Observations on different quantitative characters like shoot length (SL), root length (RL), hypocotyl length (HL), epicotyl length (EL), plant height at 30 days (PH@30), plant height at 40 days (PH@40), plant height at harvest (PH@HVT) were recorded using measuring scale and also days to flowering (DF), days to maturity (DM), pod length (POD_L), number of branches per plant (NBP), number of pods per plant (NPP), seed size (SS) and 100 seed weight (TW), shoot length (Shoot_L), seed weight (SW), seed length (SL), seed thickness (ST) and seed yield (SY) were recorded on five randomly selected plants from each germplasm accession and check variety following DUS and UPOVA descriptors (Anonymous, 2009). The number and per cent accessions belonging to each class were counted and computed, respectively. To identify major factors that contribute to seed yield and for prediction of seed yield, we used different statistical tools like multiple linear regression (MLR), principle component regression (PCR), regression tree and random forest technique. Pearson correlation and variance inflation factor (VIF) approaches are used to decide multicollinearity in independent variables. If VIF value of any independent variable is more than 10 indicates multicollinearity (Olivoto et al., 2017).
       
The popular prediction evaluation methods like coefficient of determination (R2), root mean squared error (RMSE) and mean absolute percentage error (MAPE) used to evaluates the accuracy of prediction models (Naveena et al., 2017) as given in the Framework of the proposed system is portrayed in Fig 1. To check the prediction accuracy of the above models the data was divided into 2 sets viz. training and testing. 80 per cent observations were used for training the model and 20 per cent observation for testing of models. Different packages under R studio were applied to analyse above mentioned models.
 

Fig 1: Frame work for proposed system.

An attempt was made to develop the model  for identify suitable morpho metric variables which  project seed yield of soybean germplasm accessions which is having higher genetic variability (Shruthi et al., 2021). The results from the Multiple linear regression (MLR) indicates the VIF values of the most of the variables are more than 10 (Table 1)  and high correlation between independent variables (Fig 2) indicting multicollinearity problem in the data set. So this problem effecting the results of MLR and leads to wrong interpretation. Even 85.2 per cent of variation of seed yield explained by selected cause variables (R2 = 0.852), only few variables (number of pod per plant (0.70**) and days to maturity (-0.28**) are significantly contributing to changes in the seed yield (Table 1). To overcome this problem of multicollinearity observed among biometric data and for the identification of major factors of influence, the principal component regression is used (Goyal and Verma 2018). The eigenvalues corresponding to each principal component represents the variance connected with the particular principal component.

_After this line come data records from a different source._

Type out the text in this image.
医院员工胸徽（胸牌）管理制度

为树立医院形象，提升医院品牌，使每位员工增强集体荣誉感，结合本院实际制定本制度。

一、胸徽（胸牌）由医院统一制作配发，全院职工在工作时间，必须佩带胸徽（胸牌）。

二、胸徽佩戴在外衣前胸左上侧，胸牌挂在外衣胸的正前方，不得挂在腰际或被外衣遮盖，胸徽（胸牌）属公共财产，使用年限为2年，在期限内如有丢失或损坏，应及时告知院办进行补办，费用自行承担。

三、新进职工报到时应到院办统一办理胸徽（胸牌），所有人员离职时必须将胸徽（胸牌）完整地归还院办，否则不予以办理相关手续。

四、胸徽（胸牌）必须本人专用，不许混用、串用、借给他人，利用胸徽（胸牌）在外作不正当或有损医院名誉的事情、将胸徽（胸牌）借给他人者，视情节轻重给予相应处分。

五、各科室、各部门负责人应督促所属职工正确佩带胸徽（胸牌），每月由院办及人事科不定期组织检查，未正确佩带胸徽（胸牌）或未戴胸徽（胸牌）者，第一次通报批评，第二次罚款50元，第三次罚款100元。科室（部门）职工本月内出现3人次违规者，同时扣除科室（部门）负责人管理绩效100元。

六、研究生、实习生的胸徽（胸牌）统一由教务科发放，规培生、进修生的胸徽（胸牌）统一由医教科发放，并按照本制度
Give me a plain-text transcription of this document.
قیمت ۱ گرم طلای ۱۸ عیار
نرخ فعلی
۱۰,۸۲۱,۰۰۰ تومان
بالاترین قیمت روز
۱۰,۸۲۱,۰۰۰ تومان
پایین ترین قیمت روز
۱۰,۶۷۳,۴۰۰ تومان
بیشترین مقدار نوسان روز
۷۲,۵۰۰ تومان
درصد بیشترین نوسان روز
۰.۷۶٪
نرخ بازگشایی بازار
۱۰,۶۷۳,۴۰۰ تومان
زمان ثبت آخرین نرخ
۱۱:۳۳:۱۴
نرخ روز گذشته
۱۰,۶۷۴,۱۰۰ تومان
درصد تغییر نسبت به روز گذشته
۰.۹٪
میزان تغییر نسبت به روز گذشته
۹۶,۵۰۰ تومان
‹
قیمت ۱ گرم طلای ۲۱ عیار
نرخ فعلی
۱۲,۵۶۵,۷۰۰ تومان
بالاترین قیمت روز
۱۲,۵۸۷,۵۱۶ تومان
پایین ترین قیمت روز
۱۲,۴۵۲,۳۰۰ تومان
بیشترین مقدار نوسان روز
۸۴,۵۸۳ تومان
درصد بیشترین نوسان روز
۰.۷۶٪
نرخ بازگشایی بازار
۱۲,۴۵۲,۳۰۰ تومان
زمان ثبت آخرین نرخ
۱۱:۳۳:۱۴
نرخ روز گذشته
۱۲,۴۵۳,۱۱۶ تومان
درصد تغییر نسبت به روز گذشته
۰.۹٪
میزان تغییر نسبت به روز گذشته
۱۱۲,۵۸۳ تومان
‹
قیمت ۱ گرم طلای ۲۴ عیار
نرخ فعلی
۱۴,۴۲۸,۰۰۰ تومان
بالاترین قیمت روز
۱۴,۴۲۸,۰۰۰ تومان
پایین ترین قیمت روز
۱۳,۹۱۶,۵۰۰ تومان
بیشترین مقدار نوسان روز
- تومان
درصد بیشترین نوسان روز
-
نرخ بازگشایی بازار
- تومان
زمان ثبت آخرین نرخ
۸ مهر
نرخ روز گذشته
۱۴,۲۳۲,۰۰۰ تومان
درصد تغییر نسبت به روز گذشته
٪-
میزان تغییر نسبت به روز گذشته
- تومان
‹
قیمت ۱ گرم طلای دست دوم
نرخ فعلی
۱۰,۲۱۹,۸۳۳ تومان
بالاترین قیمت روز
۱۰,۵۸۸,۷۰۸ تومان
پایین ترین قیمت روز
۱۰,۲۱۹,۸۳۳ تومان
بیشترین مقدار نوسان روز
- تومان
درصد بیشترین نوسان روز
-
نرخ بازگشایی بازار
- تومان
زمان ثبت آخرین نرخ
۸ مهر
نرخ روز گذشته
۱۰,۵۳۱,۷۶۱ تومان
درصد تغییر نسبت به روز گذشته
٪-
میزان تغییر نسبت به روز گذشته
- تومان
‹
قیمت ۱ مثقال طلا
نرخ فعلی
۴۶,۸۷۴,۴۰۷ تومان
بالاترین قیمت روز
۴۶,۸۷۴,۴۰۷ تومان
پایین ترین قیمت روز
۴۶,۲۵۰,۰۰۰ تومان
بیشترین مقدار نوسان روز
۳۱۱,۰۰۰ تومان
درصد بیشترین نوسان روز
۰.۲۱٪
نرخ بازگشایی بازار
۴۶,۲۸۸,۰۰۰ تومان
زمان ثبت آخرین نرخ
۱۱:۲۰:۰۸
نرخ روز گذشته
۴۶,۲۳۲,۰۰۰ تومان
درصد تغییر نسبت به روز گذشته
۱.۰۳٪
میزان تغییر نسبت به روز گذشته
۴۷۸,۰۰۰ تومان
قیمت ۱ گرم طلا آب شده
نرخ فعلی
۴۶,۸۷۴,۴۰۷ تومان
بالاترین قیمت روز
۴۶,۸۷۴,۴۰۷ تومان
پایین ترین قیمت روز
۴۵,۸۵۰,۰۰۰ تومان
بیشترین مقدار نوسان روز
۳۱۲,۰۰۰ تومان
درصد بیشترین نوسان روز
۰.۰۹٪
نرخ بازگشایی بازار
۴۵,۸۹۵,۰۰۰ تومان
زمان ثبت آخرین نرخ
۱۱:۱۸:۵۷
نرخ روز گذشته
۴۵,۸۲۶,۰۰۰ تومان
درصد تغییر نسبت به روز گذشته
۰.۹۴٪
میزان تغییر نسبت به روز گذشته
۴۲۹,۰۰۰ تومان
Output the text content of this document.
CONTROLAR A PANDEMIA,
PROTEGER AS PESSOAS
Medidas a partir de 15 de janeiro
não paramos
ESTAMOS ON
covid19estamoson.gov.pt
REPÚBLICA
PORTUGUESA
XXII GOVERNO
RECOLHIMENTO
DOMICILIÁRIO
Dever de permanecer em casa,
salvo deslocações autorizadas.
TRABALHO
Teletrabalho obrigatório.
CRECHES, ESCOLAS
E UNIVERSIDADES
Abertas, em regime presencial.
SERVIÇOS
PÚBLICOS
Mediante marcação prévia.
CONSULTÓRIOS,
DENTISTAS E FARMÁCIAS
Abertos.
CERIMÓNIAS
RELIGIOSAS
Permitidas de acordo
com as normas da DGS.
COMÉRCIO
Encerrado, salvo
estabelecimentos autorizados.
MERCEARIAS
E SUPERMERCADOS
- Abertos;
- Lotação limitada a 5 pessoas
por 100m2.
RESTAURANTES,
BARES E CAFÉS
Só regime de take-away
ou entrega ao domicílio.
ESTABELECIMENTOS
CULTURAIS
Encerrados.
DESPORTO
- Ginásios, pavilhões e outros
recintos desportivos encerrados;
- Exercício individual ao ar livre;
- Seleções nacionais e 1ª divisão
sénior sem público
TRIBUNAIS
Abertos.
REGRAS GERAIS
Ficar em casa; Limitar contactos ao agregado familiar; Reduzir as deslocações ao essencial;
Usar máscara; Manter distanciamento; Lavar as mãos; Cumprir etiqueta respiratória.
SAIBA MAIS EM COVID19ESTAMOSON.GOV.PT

The first four eigenvalues had eigen value more than 1 and explains a total of 80.28% variability present in the data. So, the first four eigenvalues are selected to build principle component regression model. The rotated component factor loadings are presented in Table 1. The factor loadings represent the weights assigned to each of the variables in the linear combination corresponding to each eigen value.
 

Fig 2: Correlation matrix between biometric variables.


 

Table 1: Multiple liner regression and principal component regression forselection of morphological traits.


       
The linear combination of these factor loadings with the corresponding variables gives the corresponding principal components. To assess the degree of relationship between principal components and seed yield, we tried principal component regression by considering the principal components as independent variables and seed yield as the dependent variable. Here first (5.78**) and fourth principal component regression coefficients (6.30**) are significantly contributing to seed yield, so variables which having factor loadings more than 0.7 under first and fourth principal component considered as important variables for seed yield improvement. So as per Table 1 principle component regression showed quantitative variables like shoot length (0.87), root length (0.87), hypocotyl length (0.81), epicotyl length (0.74), plant height at 30 days (0.84), plant height at 40 days (0.87), plant height at harvest (0.83), number of pods per plant (0.70) and shoot length(0.87) are significantly contributing to the seed yield. Even though PCR works better under the multicollinearity situation but prediction accuracy of this model is less (R2=0.582) so further we tried regression tree and random forest models which works well under multicollinearity situation with high prediction accuracy.
       
The regression tree ranks the variables based on its contribution to predicting the seed yield using the classification and regression tree (CRT) method, the part algorithm of R software used to build the model. Fig 3 represents the results of regression tree modeling about the importance of morphological character on seed yield. Which defined higher the importance of variable when it possesses higher importance score. The order of performance of the variables was as follows number of pods per plant (9425.73) > number of branches per plant (2153.73) > plant height at harvest (1823.25) etc. as given in Fig 3. While, seed size, seed thickness, days to maturity having importance scores near to zero so they never apperars as primary or a surrogate splitters and regression tree model eliminate this varibles from tree. Number of pods per plant, number of branches per plant, plant height at harvest, plant height at 30 and plant height at 40 days will be considered as important traits besed on the high impotance score as given in Fig 3. Overall prediction accuracy of this model is (R2=0.766) much better than Principle component regression (R2=0.582) as given in Table 2 hence, further we are trying random forest model.
 

Fig 3: Importance of morphological characters vs seed yield through regression tree (A) and random forest (B).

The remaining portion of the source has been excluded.